On the 7th January, 2015, two extremists attacked the Paris office of the much-loved French satirical magazine, Charlie Hebdo. The gunmen, who were brothers, killed 12, including a Police officer as they escaped, and left a further 11 injured. On the evening of the attack, thousands of Parisians gathered spontaneously at Place de la République as a show of solidarity and support. The term, ‘Je Suis Charlie’, meaning ‘We are Charlie’ was adopted as a catch cry. Over the following week, there was a further attack on a Jewish supermarket, resulting in another shootout, leading to the death of four people.
A national manhunt pursued the suspected gunmen from the original attack, culminating with hostages being held at gunpoint and yet another firefight with police. The pair attempted to flee but were shot dead.
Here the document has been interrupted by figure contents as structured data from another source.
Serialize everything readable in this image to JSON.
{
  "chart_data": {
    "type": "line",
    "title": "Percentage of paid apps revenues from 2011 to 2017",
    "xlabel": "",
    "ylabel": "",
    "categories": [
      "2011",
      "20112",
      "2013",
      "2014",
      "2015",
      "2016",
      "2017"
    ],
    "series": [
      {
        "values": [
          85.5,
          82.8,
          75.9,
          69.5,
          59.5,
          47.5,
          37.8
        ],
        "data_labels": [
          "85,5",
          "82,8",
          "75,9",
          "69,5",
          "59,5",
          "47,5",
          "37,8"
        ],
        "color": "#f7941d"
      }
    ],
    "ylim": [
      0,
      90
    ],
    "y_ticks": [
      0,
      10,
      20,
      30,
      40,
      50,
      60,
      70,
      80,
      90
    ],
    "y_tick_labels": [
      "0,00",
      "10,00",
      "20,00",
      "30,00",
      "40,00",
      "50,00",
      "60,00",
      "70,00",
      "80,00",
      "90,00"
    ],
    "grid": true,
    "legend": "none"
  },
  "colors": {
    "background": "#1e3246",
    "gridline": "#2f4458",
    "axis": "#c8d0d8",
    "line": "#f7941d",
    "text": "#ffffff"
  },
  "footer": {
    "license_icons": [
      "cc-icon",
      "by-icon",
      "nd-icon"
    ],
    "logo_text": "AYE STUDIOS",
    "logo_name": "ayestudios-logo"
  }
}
On the following Sunday, 11th January, more than 2 million people marched through the streets of Paris, from Place de la République to the Bastille and Place de la Nation. Hundreds of thousands marched in other cities across France and other parts of the world.
On the 14th of January, the remaining staff of Charlie Hebdo, who had moved temporarily to the offices of the French newspaper, Libération, published the next issue, with the front page cartoon stating, “Tout Est Pardonné”, meaning all is forgiven. People flocked to Presse outlets daily to buy a copy. As quickly as it could be printed, the edition sold out. Eventually, 7.95 million copies were sold, a significant increase from the normal weekly run of 60,000.